From a real estate perspective, particularly in the hotels sector in the US during the 1980s there were a lot of perverse tax incentives that created a lot of overbuilding, and lenders that kept on lending as well.

I think lenders have learnt their lesson, and I think ultimately the tightening of lending will benefit the owners of hotels because it will limit the supply coming into the market. While it impacts the demand, it also impacts the supply in a positive way.

What's in store for DIG this year? What can we expect?

In terms of our assets, I think we will continue to see growth, even in the US markets. We are looking forward to the challenges of the continued growth in Dubai and the new supply.
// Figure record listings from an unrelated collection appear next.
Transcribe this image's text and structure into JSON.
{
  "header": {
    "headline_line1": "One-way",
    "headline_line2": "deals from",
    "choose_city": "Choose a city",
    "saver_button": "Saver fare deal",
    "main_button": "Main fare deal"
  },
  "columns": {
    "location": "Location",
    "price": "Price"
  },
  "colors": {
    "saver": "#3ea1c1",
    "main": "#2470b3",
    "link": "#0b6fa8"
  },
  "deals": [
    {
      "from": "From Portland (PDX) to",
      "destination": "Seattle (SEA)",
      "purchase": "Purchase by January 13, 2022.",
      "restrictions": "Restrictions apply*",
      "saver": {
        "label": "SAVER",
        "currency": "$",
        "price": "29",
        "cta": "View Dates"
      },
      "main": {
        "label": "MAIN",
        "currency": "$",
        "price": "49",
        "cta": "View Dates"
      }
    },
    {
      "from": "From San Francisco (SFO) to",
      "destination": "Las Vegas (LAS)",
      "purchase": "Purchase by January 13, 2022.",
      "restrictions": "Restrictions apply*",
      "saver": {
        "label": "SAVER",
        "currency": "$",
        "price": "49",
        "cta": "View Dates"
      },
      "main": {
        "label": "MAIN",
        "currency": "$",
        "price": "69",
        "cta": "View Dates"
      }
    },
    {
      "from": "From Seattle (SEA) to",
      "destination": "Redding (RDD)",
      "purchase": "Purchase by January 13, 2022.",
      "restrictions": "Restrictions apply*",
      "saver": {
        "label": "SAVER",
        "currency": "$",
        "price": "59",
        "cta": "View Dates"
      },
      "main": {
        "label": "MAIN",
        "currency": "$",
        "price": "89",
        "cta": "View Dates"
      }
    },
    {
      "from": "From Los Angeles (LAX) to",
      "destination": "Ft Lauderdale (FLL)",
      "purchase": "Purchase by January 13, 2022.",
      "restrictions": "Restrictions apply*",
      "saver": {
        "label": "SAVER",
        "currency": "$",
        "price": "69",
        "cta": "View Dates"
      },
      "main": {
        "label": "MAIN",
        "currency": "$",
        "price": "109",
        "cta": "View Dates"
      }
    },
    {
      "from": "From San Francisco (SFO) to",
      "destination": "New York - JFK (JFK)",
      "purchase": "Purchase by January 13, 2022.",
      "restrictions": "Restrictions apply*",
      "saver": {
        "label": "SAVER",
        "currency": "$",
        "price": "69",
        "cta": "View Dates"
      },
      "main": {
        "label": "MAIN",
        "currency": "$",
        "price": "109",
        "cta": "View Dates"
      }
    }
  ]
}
We think that the developments such as Bawadi and Dubailand and the investments put in the airport and tourism infrastructure will only benefit Dubai as a destination.

There may be some room for supply-demand imbalances as we go through that, but I think Dubai is putting in the infrastructure to deal with that and putting the structures in place to be a leader in the region in terms of tourism - if not the world.

I think with all these rooms coming in they are going to have to hire and train a lot of managers and staff, which will be and is currently a challenge, and I think owners who have operators and asset managers addressing that issue now and being proactive are going to be the ones that succeed.